Twenty-Eight

5.2K 223 0
                                    

Sudah tiga hari setelah pertengkaran pertama Sheena dan Bagas. Akhirnya, Sheena dibolehkan pulang ke rumah dengan syarat harus banyak-banyak istirahat dan disarankan untuk tidak sekolah dulu karena kondisinya yang masih lemah. Namun keras kepala Sheena muncul disaat yang tidak tepat. Dia bersikeras untuk sekolah dan memastikan pada kedua orang tuanya kalau ia baik-baik saja.

Baru setengah jam upacara bendera berlangsung, kepala Sheena kembali sakit dan membuat pertahanannya runtuh. Ia pingsan diatas lengan Bagas yang sejak upacara berlangsung terus memerhatikan gerak-gerik Sheena yang terlihat tidak bisa menahan diri. Bagas langsung membawa Sheena ke UKS dengan bantuan para anggota PMR.

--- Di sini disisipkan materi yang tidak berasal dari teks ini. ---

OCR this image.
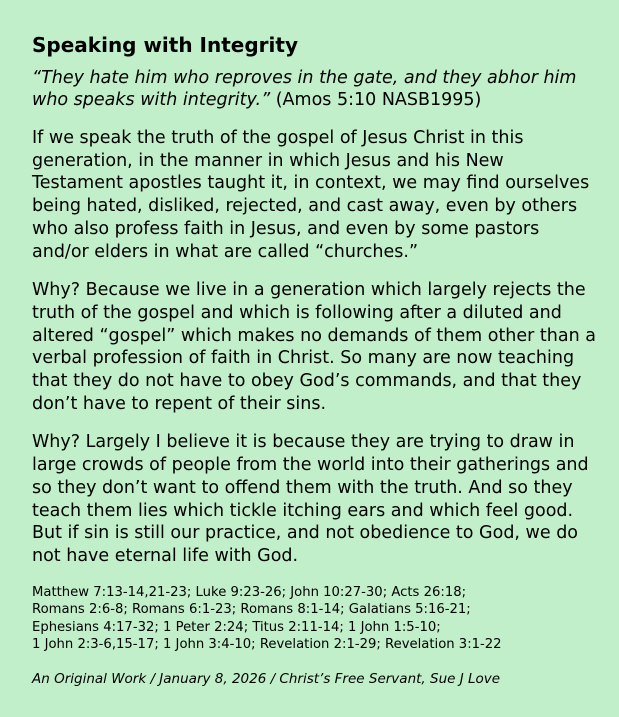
Speaking with Integrity

“They hate him who reproves in the gate, and they abhor him who speaks with integrity.” (Amos 5:10 NASB1995)

If we speak the truth of the gospel of Jesus Christ in this generation, in the manner in which Jesus and his New Testament apostles taught it, in context, we may find ourselves being hated, disliked, rejected, and cast away, even by others who also profess faith in Jesus, and even by some pastors and/or elders in what are called “churches.”

Why? Because we live in a generation which largely rejects the truth of the gospel and which is following after a diluted and altered “gospel” which makes no demands of them other than a verbal profession of faith in Christ. So many are now teaching that they do not have to obey God’s commands, and that they don’t have to repent of their sins.

Why? Largely I believe it is because they are trying to draw in large crowds of people from the world into their gatherings and so they don’t want to offend them with the truth. And so they teach them lies which tickle itching ears and which feel good. But if sin is still our practice, and not obedience to God, we do not have eternal life with God.

Matthew 7:13-14,21-23; Luke 9:23-26; John 10:27-30; Acts 26:18;
Romans 2:6-8; Romans 6:1-23; Romans 8:1-14; Galatians 5:16-21;
Ephesians 4:17-32; 1 Peter 2:24; Titus 2:11-14; 1 John 1:5-10;
1 John 2:3-6,15-17; 1 John 3:4-10; Revelation 2:1-29; Revelation 3:1-22

An Original Work / January 8, 2026 / Christ’s Free Servant, Sue J Love
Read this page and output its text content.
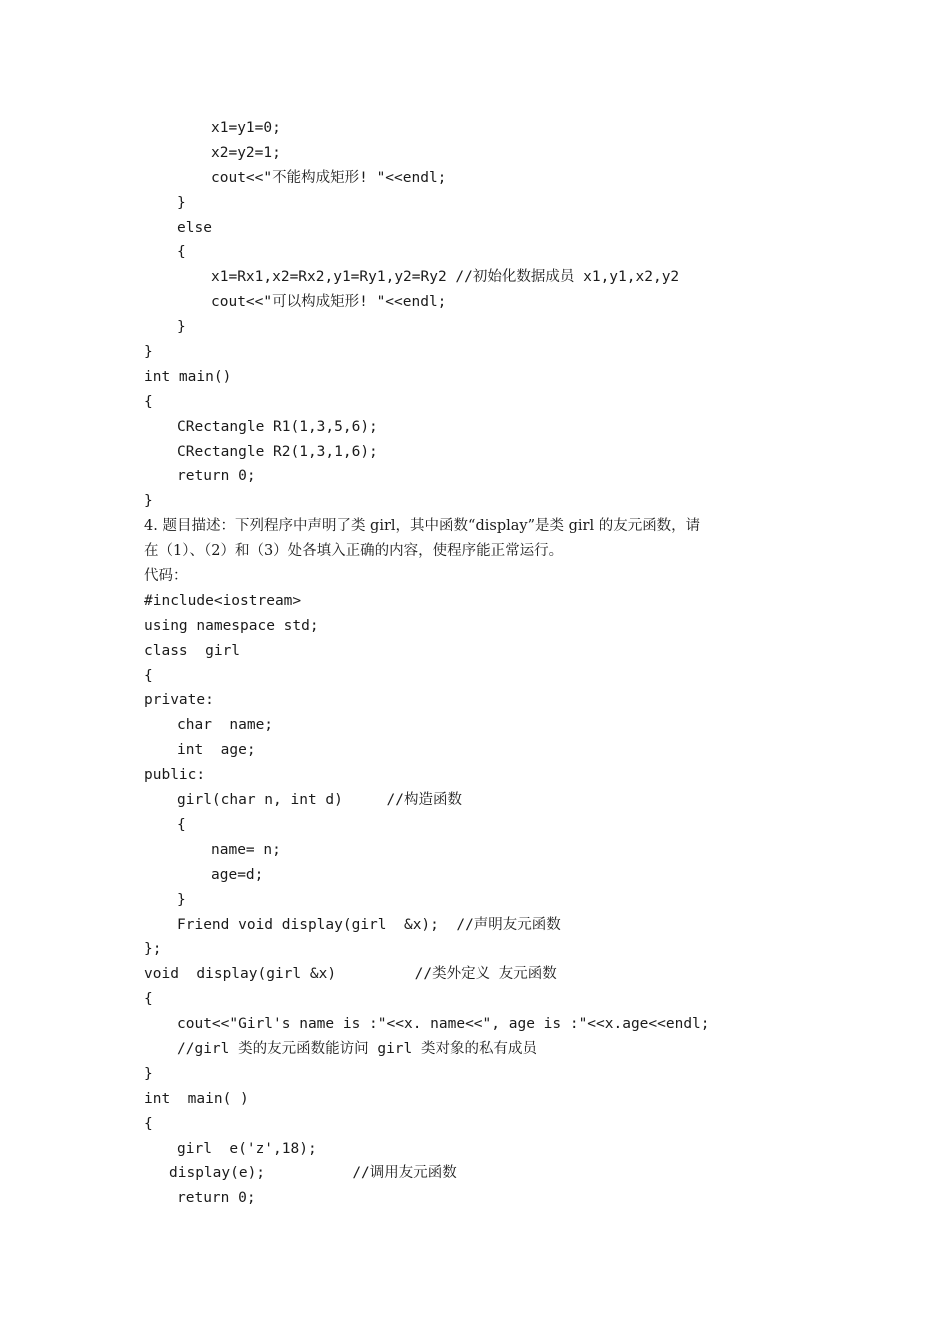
x1=y1=0;
x2=y2=1;
cout<<"不能构成矩形! "<<endl;
}
else
{
x1=Rx1,x2=Rx2,y1=Ry1,y2=Ry2 //初始化数据成员 x1,y1,x2,y2
cout<<"可以构成矩形! "<<endl;
}
}
int main()
{
CRectangle R1(1,3,5,6);
CRectangle R2(1,3,1,6);
return 0;
}
4. 题目描述：下列程序中声明了类 girl，其中函数“display”是类 girl 的友元函数，请
在（1）、（2）和（3）处各填入正确的内容，使程序能正常运行。
代码：
#include<iostream>
using namespace std;
class  girl
{
private:
char  name;
int  age;
public:
girl(char n, int d)     //构造函数
{
name= n;
age=d;
}
Friend void display(girl  &x);  //声明友元函数
};
void  display(girl &x)         //类外定义 友元函数
{
cout<<"Girl's name is :"<<x. name<<", age is :"<<x.age<<endl;
//girl 类的友元函数能访问 girl 类对象的私有成员
}
int  main( )
{
girl  e('z',18);
display(e);          //调用友元函数
return 0;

Dan sekarang, sudah bel masuk pelajaran pertama dan Sheena belum juga sadarkan diri. Bagas yang menemaninya di dalam ruang UKS terus berdoa sambil menggenggam erat jemari kanan Sheena. Berharap perempuan dihadapannya segera sadar.

Getaran disaku celana membuat Bagas melepaskan genggamannya pada jemari Sheena untuk memeriksa siapa yang menelepon. Mamanya Sheena. Dengan segala keberanian yang ada, Bagas mengangkat teleponnya, “Hallo tante?”

“Bagas, kata Della Sheena pingsan lagi, bener?”

“Eh, uh, i—iya tan. Tadi dia maksain buat ikut upacara, padahal wali kelasnya ngebolehin kalo dia ngga ikut. Akhirnya pingsan tan.”

“Tapi sekarang udah sadar?”

“Belum tan, sama sekali belum. Apa sebaiknya dibawa kerumah sakit lagi aja tan?”

“Ayahnya Sheena lagi dalam perjalanan menuju kesana kok. Kamu jagain Sheena dulu ngga apa-apa kan?”

“Oh iya ngga apa-apa kok tan, aku temenin terus.”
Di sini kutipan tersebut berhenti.